Selon la légende, Tbilissi fut fondée au Ve siècle par le roi Vakhtang Ier Gorgassali, après qu'un faucon chassé par le roi soit tombé dans une source chaude. Séduit par le site, il y transféra la capitale depuis Mtskheta vers 458. Sa position sur la Route de la Soie en fit une cité prospère mais convoitée. Elle fut successivement sous domination perse, arabe, mongole, ottomane et iranienne. En 1801, l'Empire russe l'annexa, en faisant le centre de la vice-royauté du Caucase. Elle devint la capitale de la République démocratique de Géorgie en 1918, puis de la République socialiste soviétique de Géorgie en 1921. Après l'indépendance en 1991, Tbilissi a traversé une période difficile (guerre civile, crise économique) avant de connaître une renaissance spectaculaire au XXIe siècle, devenant le symbole de la Géorgie moderne et pro-européenne.

Caracteristiques

Tbilissi se caractérise par son multiculturalisme historique, avec la présence ancienne de communautés arménienne, azérie, juive, russe et assyrienne. Son climat est continental, avec des étés chauds et des hivers froids. La gastronomie y est centrale, des échoppes de khinkali (raviolis) et de khachapuri (pain au fromage) aux restaurants gastronomiques. Les transports en commun incluent un métro historique (inauguré en 1966) et un téléphérique. La langue officielle est le géorgien, utilisant son alphabet unique. La ville est le siège du gouvernement, du Parlement et des principales institutions nationales.

Importance

Tbilissi est le centre politique, économique et culturel incontesté de la Géorgie. Elle génère une part prépondérante du PIB national et concentre les sièges sociaux, les universités (dont l'Université d'État de Tbilissi) et les médias. Sur le plan international, elle joue un rôle clé en tant que porte d'entrée du Caucase et acteur géopolitique entre la Russie, l'Europe et l'Asie. Elle abrite le siège de la Banque asiatique de développement pour la région et est un membre actif de réseaux de villes comme l'Association internationale des maires francophones. Son patrimoine architectural et son rôle dans la diffusion de la culture géorgienne en font un pôle touristique majeur et un symbole de résilience et d'identité nationale.

Anecdotes

La légende du faucon et des sources chaudes

La fondation mythique de Tbilissi raconte que le roi Vakhtang Gorgassali chassait dans la région. Son faucon, poursuivant un faisan, tomba avec sa proie dans un bassin d'eau bouillante. En découvrant ces sources thermales aux propriétés curatives, le roi décida d'y fonder une nouvelle capitale, abandonnant Mtskheta. Les bains de soufre d'Abanotubani perpétuent encore aujourd'hui cette tradition.
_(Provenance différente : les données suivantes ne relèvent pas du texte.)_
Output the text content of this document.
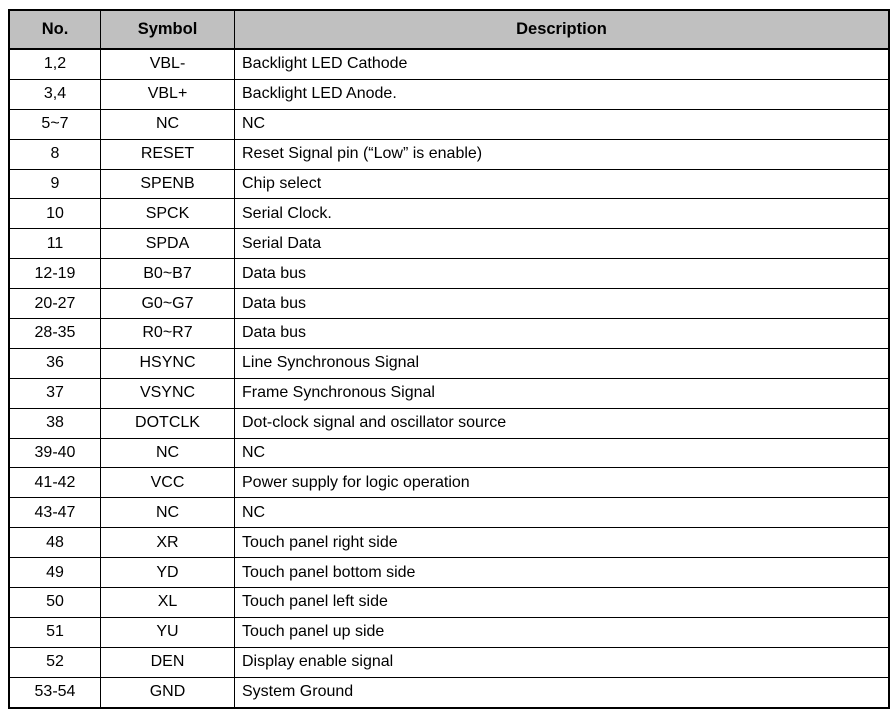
No.	Symbol	Description
1,2	VBL-	Backlight LED Cathode
3,4	VBL+	Backlight LED Anode.
5~7	NC	NC
8	RESET	Reset Signal pin (“Low” is enable)
9	SPENB	Chip select
10	SPCK	Serial Clock.
11	SPDA	Serial Data
12-19	B0~B7	Data bus
20-27	G0~G7	Data bus
28-35	R0~R7	Data bus
36	HSYNC	Line Synchronous Signal
37	VSYNC	Frame Synchronous Signal
38	DOTCLK	Dot-clock signal and oscillator source
39-40	NC	NC
41-42	VCC	Power supply for logic operation
43-47	NC	NC
48	XR	Touch panel right side
49	YD	Touch panel bottom side
50	XL	Touch panel left side
51	YU	Touch panel up side
52	DEN	Display enable signal
53-54	GND	System Ground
Le métro, témoin de l'ère soviétique

Le métro de Tbilissi, ouvert en 1966, fut le quatrième système de métro en Union soviétique (après Moscou, Saint-Pétersbourg et Kiev). Les stations de la première ligne, comme celle de Roustaveli, sont de véritables musées souterrains, ornées de fresques, de mosaïques et de lustres monumentaux typiques de l'architecture stalinienne.

La statue de la Mère de la Géorgie

Érigée en 1958 sur la colline de Sololaki, la statue en aluminium de Kartlis Deda (la Mère de la Géorgie) mesure 20 mètres. Elle tient dans sa main gauche une coupe de vin pour accueillir les amis, et dans sa main droite une épée pour repousser les ennemis. Elle symbolise parfaitement le caractère national géorgien, réputé pour son hospitalité légendaire et son esprit guerrier.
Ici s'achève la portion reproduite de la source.